If you join us tonight, you’ll witness young people at two stages along their Jewish journey. Our Wise School sixth graders will be attending their last Friday Shabbat before their graduation. In addition to their graduation, the children are also gazing forward to their upcoming B’nai Mitzvah. Farther along in their own journey, our high school seniors will also be joining us for their confirmation service. They’ll reflect on their path to young adulthood within the Wise community as they prepare for college life and the independence it offers. 

Celebrating elementary school graduation with our sixth-grade families is filled with joy and tears, as parents watch their children end one stage and begin another. This is a moment filled with the awareness that the little children—once fully reliant upon their parents for every life step and bound to them with thick rope—are now moving towards the fine gossamer threads with which our kids are held in adulthood. Though true adulthood is far off, each step along the path removes the parents just a bit from the children’s sphere of influence. Parents realize that our capacity to influence our kids and affect their choices diminishes by the year.

It is this realization that makes the confirmation service particularly meaningful. These are truly young adults, preparing to take meaningful steps into ever greater independence.  As they stand before the community and read their words of Jewish commitment and discovered meaning, we the listeners have the opportunity to gain perspective into the next generation. We hear their words and recognize that the world will be placed into their hands. Our minds are filled with questions as we wonder if the preparations we’ve offered them have been adequate. These are the concerns every generation has for the next: Have we done our job? Will they do theirs? 

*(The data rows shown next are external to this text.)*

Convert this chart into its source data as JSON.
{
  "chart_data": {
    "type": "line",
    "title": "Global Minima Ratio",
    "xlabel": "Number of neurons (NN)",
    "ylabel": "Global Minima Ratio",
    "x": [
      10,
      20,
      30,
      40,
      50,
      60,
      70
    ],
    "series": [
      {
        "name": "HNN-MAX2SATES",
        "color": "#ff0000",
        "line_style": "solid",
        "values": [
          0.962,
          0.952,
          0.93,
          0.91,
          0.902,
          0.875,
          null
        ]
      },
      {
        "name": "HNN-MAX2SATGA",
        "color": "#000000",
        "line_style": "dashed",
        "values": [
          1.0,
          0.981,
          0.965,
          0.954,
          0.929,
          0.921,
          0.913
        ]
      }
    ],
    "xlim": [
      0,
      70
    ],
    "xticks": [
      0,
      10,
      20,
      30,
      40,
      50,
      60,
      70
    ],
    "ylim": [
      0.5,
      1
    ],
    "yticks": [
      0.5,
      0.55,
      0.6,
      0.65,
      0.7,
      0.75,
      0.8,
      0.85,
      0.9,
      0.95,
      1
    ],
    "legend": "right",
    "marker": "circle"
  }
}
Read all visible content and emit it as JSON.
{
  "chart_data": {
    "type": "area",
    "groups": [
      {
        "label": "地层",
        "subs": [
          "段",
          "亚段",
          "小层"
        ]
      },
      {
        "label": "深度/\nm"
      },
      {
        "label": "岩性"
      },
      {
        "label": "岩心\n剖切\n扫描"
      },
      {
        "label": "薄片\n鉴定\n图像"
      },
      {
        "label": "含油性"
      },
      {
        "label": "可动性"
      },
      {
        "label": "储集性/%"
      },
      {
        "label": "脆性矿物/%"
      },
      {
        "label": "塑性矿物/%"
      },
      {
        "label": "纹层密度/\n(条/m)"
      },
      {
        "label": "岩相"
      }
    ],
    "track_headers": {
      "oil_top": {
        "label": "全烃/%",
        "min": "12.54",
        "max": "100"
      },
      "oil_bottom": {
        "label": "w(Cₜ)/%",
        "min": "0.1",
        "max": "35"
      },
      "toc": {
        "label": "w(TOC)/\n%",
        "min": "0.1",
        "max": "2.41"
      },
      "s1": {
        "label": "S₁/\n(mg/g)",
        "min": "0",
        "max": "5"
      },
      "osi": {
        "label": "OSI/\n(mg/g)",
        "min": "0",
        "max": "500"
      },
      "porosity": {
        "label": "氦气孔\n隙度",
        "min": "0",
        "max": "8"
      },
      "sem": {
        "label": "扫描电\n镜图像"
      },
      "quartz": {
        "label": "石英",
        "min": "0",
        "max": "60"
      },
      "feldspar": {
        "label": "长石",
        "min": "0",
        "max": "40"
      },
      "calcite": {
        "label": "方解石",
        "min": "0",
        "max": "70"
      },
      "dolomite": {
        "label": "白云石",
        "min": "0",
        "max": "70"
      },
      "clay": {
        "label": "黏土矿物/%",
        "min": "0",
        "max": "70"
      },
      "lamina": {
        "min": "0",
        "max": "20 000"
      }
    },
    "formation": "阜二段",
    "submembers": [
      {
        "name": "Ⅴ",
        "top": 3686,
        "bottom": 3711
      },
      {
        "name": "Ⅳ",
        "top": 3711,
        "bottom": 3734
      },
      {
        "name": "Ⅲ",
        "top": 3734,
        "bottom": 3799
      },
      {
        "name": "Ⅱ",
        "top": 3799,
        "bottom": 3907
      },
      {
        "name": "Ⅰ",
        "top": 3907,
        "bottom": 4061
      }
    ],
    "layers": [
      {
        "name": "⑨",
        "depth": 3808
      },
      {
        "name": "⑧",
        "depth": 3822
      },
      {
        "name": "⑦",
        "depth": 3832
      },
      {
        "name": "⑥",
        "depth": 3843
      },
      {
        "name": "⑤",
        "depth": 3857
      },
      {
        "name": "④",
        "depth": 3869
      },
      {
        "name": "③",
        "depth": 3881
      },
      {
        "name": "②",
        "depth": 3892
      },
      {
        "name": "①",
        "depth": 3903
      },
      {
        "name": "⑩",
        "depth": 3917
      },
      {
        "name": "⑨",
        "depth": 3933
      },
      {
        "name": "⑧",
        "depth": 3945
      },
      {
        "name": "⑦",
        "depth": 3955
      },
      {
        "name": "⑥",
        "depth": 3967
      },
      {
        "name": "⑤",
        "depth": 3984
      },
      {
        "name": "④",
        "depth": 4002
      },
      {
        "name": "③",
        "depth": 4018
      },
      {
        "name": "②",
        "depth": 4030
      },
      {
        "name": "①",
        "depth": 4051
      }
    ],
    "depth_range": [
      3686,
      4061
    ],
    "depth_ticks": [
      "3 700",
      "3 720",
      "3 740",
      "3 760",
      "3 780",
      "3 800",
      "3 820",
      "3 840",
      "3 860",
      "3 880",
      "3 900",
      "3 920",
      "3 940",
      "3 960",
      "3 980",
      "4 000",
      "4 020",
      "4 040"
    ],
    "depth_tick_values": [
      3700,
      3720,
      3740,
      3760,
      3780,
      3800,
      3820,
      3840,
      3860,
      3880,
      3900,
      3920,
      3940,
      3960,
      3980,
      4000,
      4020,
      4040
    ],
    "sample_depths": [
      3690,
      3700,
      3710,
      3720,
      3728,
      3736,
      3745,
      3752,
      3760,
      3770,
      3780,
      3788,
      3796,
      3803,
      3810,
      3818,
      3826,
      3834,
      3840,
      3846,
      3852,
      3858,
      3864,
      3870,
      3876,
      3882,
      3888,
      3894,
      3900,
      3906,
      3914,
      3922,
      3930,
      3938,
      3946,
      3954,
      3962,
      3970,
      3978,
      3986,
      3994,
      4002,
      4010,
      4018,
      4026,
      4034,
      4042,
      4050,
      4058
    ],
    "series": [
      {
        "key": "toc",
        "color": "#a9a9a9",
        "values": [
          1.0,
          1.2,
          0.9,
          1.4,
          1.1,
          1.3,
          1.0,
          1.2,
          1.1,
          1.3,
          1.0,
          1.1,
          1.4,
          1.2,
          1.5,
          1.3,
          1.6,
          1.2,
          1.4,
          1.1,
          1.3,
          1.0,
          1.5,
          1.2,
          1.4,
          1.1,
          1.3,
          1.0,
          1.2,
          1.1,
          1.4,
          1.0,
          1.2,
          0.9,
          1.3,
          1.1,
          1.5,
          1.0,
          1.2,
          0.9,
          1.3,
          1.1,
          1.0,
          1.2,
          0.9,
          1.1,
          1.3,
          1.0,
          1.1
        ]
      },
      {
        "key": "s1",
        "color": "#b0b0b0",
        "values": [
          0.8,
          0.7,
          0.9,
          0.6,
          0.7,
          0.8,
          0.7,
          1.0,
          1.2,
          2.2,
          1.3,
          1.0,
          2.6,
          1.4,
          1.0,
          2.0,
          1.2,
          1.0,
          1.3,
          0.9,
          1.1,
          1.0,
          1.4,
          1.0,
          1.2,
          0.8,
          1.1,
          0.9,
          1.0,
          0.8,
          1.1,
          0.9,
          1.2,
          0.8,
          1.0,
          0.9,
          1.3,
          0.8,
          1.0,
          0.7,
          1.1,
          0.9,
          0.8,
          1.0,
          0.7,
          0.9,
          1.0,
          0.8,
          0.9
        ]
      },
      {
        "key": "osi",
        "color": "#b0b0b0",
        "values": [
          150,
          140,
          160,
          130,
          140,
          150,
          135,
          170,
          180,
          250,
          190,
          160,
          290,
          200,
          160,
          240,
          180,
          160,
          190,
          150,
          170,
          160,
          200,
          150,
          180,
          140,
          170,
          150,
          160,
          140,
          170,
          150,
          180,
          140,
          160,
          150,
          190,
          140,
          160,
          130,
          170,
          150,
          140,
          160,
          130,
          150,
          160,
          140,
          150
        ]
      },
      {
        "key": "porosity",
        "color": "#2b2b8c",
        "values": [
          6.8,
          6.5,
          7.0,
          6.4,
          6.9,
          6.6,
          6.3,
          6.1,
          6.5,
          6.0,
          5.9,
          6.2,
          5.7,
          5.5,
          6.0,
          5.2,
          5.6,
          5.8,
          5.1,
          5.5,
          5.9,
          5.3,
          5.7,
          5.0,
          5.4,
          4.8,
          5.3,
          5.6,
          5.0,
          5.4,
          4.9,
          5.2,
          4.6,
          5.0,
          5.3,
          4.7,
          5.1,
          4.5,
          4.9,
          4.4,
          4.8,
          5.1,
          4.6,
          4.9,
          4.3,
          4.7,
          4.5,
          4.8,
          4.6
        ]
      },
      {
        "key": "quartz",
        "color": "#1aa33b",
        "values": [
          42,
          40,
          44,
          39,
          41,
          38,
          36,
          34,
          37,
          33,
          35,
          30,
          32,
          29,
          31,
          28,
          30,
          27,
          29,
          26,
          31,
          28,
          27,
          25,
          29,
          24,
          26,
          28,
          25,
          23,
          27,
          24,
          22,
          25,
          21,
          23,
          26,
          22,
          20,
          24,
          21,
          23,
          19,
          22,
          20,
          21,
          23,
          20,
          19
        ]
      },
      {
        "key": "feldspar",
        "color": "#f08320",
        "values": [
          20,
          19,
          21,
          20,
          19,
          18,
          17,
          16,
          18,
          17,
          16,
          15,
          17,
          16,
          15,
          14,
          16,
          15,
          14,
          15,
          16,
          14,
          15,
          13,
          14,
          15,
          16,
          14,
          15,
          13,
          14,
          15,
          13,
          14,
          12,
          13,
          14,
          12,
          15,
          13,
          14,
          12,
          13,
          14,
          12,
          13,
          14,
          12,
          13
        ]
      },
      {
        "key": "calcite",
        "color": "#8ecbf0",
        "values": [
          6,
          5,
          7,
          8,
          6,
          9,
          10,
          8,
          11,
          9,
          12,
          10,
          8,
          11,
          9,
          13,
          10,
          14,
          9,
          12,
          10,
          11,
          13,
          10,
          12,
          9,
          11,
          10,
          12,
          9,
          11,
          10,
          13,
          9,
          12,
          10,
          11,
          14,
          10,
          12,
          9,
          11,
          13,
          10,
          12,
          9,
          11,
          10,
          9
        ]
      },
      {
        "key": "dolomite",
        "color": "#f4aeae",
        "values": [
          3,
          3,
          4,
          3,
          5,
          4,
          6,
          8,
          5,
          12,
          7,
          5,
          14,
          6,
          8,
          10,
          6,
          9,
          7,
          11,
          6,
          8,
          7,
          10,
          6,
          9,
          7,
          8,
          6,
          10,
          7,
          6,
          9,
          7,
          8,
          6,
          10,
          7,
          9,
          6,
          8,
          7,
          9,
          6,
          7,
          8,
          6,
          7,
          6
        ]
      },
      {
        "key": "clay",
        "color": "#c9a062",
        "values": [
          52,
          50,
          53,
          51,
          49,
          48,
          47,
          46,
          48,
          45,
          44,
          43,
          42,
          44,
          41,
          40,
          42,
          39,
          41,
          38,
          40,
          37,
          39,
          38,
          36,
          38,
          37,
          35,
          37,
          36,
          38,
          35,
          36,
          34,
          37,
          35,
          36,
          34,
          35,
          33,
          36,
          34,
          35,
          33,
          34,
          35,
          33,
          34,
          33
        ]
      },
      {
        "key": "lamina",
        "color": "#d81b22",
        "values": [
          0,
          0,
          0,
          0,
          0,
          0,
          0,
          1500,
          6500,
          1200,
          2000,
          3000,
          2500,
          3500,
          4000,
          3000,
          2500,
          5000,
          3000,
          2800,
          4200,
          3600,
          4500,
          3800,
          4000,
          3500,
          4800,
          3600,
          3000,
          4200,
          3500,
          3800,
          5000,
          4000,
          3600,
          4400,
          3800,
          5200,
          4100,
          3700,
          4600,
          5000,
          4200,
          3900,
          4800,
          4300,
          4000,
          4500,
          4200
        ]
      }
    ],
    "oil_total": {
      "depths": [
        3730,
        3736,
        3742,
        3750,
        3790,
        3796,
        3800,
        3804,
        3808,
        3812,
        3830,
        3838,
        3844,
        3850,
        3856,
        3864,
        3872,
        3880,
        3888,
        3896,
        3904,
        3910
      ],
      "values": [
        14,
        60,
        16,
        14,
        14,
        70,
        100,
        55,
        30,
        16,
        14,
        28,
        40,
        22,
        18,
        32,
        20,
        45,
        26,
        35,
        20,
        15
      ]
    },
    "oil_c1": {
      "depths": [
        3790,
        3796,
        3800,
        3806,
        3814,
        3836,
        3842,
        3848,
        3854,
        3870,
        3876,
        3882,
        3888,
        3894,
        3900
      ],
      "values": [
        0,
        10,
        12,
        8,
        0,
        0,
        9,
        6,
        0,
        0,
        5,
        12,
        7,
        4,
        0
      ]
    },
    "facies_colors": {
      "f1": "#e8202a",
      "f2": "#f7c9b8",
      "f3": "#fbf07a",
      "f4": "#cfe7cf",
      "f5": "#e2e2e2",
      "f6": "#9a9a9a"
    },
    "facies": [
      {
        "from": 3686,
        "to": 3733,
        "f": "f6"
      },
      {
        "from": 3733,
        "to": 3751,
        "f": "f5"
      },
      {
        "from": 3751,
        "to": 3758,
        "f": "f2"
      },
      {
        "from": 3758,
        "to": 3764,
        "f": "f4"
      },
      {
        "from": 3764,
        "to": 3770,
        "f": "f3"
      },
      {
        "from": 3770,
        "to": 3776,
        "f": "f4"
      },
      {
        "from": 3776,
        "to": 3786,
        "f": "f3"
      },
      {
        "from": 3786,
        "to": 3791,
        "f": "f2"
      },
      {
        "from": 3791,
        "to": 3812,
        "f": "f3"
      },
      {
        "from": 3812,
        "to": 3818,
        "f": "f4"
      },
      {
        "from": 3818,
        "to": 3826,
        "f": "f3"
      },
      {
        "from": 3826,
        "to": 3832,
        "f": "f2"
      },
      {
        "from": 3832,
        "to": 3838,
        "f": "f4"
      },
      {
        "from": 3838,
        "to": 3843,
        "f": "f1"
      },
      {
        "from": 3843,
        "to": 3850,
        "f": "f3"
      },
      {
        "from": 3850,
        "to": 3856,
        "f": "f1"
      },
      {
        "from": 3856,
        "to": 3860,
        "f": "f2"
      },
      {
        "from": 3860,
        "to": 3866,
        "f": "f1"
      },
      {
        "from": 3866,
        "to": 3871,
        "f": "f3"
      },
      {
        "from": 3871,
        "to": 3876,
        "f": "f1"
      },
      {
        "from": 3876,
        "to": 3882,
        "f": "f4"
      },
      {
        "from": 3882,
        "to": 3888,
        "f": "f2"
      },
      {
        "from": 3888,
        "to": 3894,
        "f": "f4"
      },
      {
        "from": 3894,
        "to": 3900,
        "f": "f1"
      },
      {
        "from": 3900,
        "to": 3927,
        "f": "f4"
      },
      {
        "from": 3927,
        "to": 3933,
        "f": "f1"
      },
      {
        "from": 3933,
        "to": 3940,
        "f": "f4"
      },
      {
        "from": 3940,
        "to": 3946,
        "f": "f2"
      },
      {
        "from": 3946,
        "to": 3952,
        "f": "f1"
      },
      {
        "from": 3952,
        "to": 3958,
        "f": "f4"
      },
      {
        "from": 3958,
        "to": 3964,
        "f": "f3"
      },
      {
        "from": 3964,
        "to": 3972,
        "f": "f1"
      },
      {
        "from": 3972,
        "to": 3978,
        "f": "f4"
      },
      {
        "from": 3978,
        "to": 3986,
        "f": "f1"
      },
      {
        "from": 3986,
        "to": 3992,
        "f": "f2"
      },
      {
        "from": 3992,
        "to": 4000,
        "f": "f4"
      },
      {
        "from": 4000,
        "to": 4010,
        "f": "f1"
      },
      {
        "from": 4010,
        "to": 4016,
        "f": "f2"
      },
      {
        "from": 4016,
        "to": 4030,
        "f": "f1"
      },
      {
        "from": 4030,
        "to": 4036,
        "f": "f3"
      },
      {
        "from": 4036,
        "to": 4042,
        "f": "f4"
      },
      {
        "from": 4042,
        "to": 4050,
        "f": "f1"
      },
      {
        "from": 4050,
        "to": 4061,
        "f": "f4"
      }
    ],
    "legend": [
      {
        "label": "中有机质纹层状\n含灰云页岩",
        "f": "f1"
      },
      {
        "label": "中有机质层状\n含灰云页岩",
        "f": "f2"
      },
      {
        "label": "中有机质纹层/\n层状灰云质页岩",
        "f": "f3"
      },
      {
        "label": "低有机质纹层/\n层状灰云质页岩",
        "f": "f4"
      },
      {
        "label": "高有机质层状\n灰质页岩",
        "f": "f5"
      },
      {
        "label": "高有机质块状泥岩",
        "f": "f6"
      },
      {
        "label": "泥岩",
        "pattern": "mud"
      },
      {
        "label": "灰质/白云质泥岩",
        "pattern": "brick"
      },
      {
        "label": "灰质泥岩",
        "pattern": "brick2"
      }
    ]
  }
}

Moments of transition such as these are profoundly meaningful. The richness of our Jewish tradition is that such times of change are marked by rituals that exist not merely for the sake of the ritual, but for the meaning given to the one who experiences that transition. As Reform Jews, we recognize that we can build on the rituals, drawing from tradition while integrating new practices with the old. Neither confirmation nor graduation were ever envisioned by our ancestors, but incorporating both into our own Jewish experience adds deeper purpose and meaning to the lives of all who witness these sacred moments.